I am only 15 pages into the Kaplan MCAT Chemistry review book, and already I am experiencing pre-med PTSD. By far the most foul course I took at Hopkins, Intro to Chemistry was the bane of my freshman existence. To make the experience even less aesthetically pleasing, the professor only wore two outfits, both of which involved vests. Much time was spent debating whether he owned only two outfits, or rather multiple versions of the same outfit a la in a cartoon closet.
you know the type
Every day the professor would arrive exactly at 9AM and spend 30 minutes of class mumbling into the chalkboard before stepping away to reveal something that looked like this:
math, the international language
. . .which would inevitably be a eighteen step derivation that used a very high level of calculus and was only peripherally related to the topic at hand. Also the professor had chalk on the crotch of his pants. Always.
The information I gleaned from the class was minimal, though reading about quantum numbers this evening was enough to trigger widespread panic through my body. Soon enough, however, the panic turned to boredom so complete and absolute I began to wonder if my Kaplan book had been secretly doused in chloroform (which, if you were wondering, has a molar mass of 119.38 g mol). While I ended up adoring organic chemistry, physics, and biology in different ways, I never quite found a love for general chemistry.
except for this. THIS I can get behind
Perhaps this is why I was so delighted to find numerous poetic devices used in just the first chapter of the Kaplan Chemistry book. "You dum-dums," the book says. "Let me make this easy for you. Pretend the molecule is an angry parent/dragon/piece of toast. Now imagine the molecule punishing its children/abducting a damsel/being spread with jam. Now doesn't azimuthal quantum numbers make SO MUCH MORE SENSE?!" And because I am conditioned to believe that metaphor is the most superior way to understand anything (thanks, poetry), I suddenly feel a flash of light behind my head and I become convinced that I truly. . .
just pretend the broom is a Kaplan book
Take, for example, the book's treatment of electrons. Besides the fact that it's small and negatively charged, do I really know what an electron is? Of course not. But then I read something like this:
If you think of the nucleus as a game of checkers, the electrons would be children who express varying degrees of interest in playing or watching the game. . .The children sitting closer to the game are more interested in it than the children who are sitting on the periphery.

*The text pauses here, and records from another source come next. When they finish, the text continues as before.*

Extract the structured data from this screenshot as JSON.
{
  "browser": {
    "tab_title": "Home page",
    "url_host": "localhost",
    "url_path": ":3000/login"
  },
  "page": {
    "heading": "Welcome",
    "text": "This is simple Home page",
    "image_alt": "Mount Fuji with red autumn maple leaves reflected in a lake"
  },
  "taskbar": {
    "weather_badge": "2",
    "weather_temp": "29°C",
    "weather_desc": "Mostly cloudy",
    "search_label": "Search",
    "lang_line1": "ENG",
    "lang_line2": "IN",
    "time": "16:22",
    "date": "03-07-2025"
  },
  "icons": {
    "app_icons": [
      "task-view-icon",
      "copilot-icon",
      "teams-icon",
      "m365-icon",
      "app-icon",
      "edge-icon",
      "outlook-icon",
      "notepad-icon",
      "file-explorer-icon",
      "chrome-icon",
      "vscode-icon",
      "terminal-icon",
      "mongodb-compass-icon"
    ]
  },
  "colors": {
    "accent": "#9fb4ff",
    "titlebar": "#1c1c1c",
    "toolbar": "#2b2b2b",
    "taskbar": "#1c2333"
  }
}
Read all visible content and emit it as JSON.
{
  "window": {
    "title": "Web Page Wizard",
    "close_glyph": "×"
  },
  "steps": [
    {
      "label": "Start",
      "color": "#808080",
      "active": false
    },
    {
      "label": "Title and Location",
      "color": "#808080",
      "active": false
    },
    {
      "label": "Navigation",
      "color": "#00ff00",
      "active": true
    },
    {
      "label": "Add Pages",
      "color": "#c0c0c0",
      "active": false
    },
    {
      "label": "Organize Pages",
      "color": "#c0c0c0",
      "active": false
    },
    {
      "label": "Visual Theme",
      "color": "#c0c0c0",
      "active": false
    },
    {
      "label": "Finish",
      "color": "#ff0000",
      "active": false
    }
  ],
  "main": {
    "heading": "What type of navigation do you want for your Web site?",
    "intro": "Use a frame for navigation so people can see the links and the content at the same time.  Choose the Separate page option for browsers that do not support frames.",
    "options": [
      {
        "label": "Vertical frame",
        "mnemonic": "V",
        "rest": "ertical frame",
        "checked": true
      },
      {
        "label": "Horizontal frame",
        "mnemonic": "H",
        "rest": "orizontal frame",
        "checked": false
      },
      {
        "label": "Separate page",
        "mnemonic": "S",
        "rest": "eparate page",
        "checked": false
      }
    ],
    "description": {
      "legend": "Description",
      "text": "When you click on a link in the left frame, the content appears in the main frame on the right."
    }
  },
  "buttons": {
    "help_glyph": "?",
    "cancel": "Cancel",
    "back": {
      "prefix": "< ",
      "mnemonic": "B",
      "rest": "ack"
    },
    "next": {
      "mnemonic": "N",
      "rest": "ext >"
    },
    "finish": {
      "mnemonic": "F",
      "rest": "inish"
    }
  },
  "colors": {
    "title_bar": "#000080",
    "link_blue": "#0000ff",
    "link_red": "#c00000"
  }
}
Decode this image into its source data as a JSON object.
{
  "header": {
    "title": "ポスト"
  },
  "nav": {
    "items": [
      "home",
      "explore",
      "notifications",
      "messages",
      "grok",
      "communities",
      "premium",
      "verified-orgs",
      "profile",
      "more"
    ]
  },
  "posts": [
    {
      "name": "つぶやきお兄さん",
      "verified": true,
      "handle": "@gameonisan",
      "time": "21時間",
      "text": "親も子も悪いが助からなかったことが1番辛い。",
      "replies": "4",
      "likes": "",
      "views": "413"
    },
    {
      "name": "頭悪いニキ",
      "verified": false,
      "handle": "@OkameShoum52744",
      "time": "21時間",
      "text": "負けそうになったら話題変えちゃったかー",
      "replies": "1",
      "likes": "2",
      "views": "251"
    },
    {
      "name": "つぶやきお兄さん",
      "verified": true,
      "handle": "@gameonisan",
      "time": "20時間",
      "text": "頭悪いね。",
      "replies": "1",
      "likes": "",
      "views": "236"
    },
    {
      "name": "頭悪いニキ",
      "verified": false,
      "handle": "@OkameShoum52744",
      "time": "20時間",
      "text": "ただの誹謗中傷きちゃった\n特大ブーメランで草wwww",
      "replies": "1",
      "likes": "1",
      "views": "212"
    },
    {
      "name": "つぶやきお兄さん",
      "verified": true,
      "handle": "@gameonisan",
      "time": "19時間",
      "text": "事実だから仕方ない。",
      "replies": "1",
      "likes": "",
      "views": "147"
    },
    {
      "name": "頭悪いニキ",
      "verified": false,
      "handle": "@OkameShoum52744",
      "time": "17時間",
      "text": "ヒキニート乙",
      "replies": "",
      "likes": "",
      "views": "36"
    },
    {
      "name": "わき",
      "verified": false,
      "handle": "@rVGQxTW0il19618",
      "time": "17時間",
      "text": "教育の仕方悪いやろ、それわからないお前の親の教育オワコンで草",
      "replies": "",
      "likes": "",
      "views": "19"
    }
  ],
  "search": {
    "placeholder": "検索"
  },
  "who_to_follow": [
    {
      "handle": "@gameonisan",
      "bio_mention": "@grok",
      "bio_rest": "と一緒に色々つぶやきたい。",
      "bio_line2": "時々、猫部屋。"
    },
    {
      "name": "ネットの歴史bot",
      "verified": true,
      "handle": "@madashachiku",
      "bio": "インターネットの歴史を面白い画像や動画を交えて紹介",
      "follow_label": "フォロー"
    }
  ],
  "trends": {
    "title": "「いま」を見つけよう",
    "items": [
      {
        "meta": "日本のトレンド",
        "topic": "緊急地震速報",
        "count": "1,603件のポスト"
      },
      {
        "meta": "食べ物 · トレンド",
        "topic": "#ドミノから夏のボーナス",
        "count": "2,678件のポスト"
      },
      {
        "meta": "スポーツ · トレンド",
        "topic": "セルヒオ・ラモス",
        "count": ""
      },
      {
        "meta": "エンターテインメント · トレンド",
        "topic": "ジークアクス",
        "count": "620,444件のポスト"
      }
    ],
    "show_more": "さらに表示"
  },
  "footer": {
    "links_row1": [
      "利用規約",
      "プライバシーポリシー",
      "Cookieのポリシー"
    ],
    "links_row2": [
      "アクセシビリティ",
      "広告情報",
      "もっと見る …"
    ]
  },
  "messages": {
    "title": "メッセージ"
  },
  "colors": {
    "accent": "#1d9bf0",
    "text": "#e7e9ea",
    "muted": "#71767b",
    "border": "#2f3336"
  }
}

Suddenly, I understand electrons. I really feel for them. I am an electron! And I am watching the cool kids play checkers and I am sitting as close as possible because I have already called playing winner and I am so pumped to get a turn because my father refuses to play checkers with me at home because it "involves no skill."
My understanding of electrons was deepened further when they were compared to poets. Actually, I extrapolated. The book didn't say that. It really said,
Electrons are somewhat curmudgeonly and misanthropic in that they don't like the company of other electrons.
But I read between the lines. And I saw myself. And that's when I knew: I am an electron. I have insider knowledge. And so despite my poorly fleshed-out education, there's no reason whatsoever I won't do well on the Chemistry section of the MCAT exam. After all, I'm among friends.